Our main goal with this investigation was to compare interthalamic adhesion measurements between two abnormal aging groups of dogs: neurologically affected dogs with presumptive spontaneous brain microhemorrhages and no obvious cognitive impairment and dogs with evidence of CCD (with or without spontaneous brain microhemorrhages). We chose our aging control dogs based upon a lower age limit of 9 years of age. Although this lower limit is based on several reports dealing with CCD (Landsberg, Nichol & Araujo, 2012; Schutt, Toft & Berendt, 2015; Rofina et al., 2006), the definition of what minimum age defines “aging”, “older” or “geriatric” in dogs is somewhat arbitrary. There are several potential interpretations of this finding. One possibility is that both brain disorders investigated in this report are more likely to occur with increasing age. This phenomenon has been documented with CCD (Landsberg, Nichol & Araujo, 2012; Dewey et al., 2019; Dewey, 2016; Schutt, Toft & Berendt, 2015; Salvin et al., 2010; Azkona et al., 2009). In one study of putative microhemorrhages in dogs (Kerwin et al., 2017), affected dogs were significantly older than unaffected dogs, but an increasing tendency for brain microhemorrhages to occur with aging has not yet been established in this species. Another possibility is that a lower age limit of 9 years is too low for a definition of “geriatric” in dogs. If this is the case, interthalamic adhesion measurements may be less discriminative for degenerative brain pathology if the lower age limit for geriatric control dogs is increased. In one study evaluating interthalamic adhesion thickness as an indicator of cognitive dysfunction in dogs, 9 years of age was chosen as a lower limit for defining geriatric status. These investigators found a significant difference in interthalamic adhesion thickness between aging non-cognitively impaired and cognitively impaired older dogs (Noh et al., 2017).

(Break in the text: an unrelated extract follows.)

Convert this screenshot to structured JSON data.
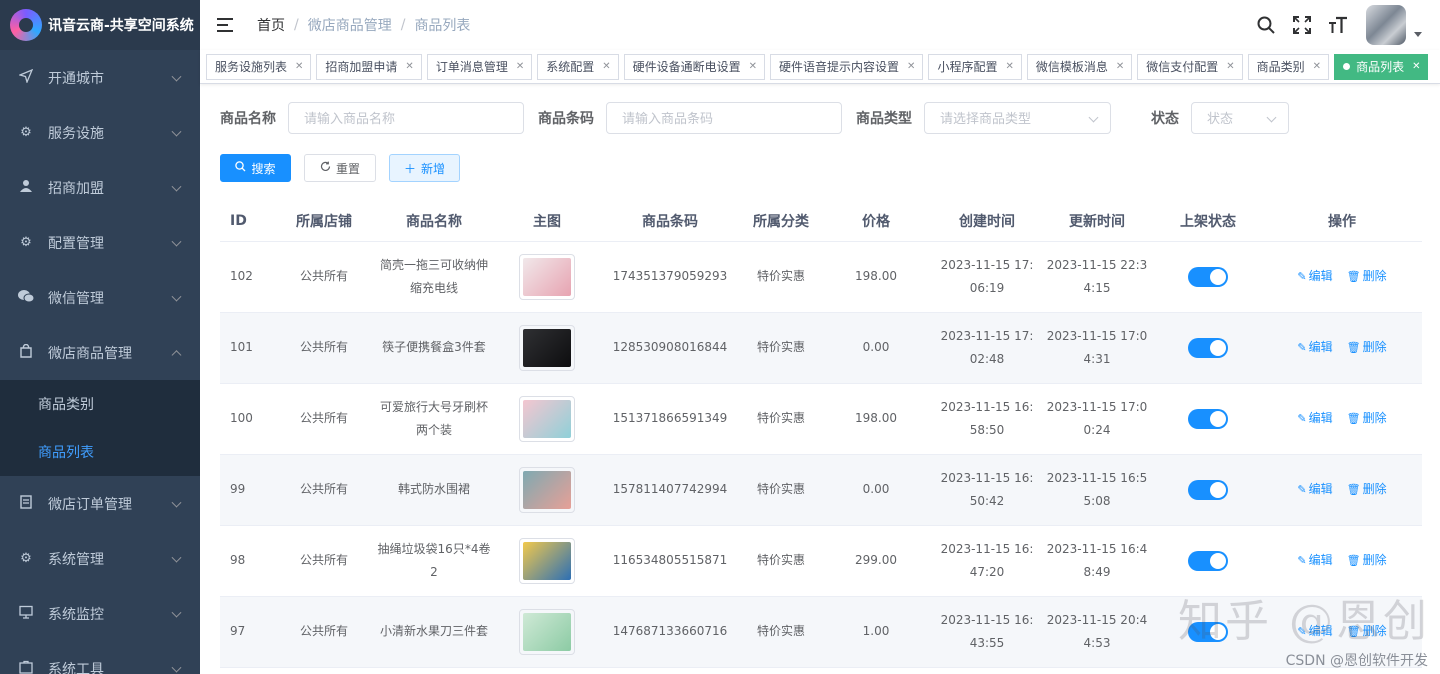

Future investigation into geriatric dogs with spontaneous brain microhemorrhages will hopefully include correlating MR imaging findings with histopathology, as well as more objective assessment of cognitive status. In addition, comparing imaging features of larger cohorts of dogs with and without cognitive dysfunction might help discern whether these entities are distinct with respect to interthalamic adhesion measurements.

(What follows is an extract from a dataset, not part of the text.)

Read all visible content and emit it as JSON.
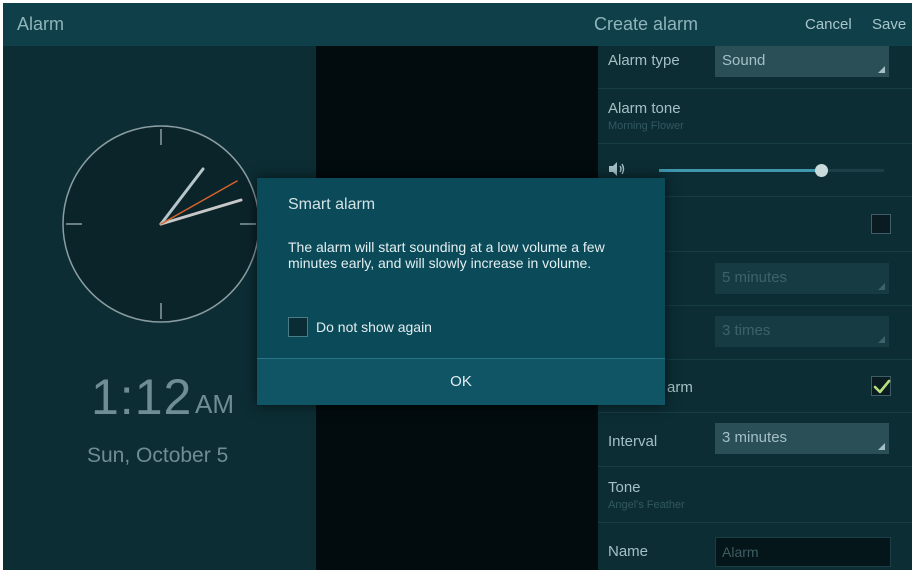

We have associated small interthalamic adhesion size with spontaneous brain microhemorrhages in neurologically impaired dogs that lack evidence of cognitive dysfunction as well as in dogs with cognitive dysfunction. Dogs with microhemorrhages had smaller interthalamic adhesions than similarly aged, weight-matched control dogs. Dogs without cognitive dysfunction had more hemorrhages than dogs with cognitive dysfunction, suggesting that the cognitive dysfunction is not associated with hemorrhage number. Our data suggest but do not confirm the idea that spontaneous brain microhemorrhages in dogs might be a manifestation of amyloid angiopathy.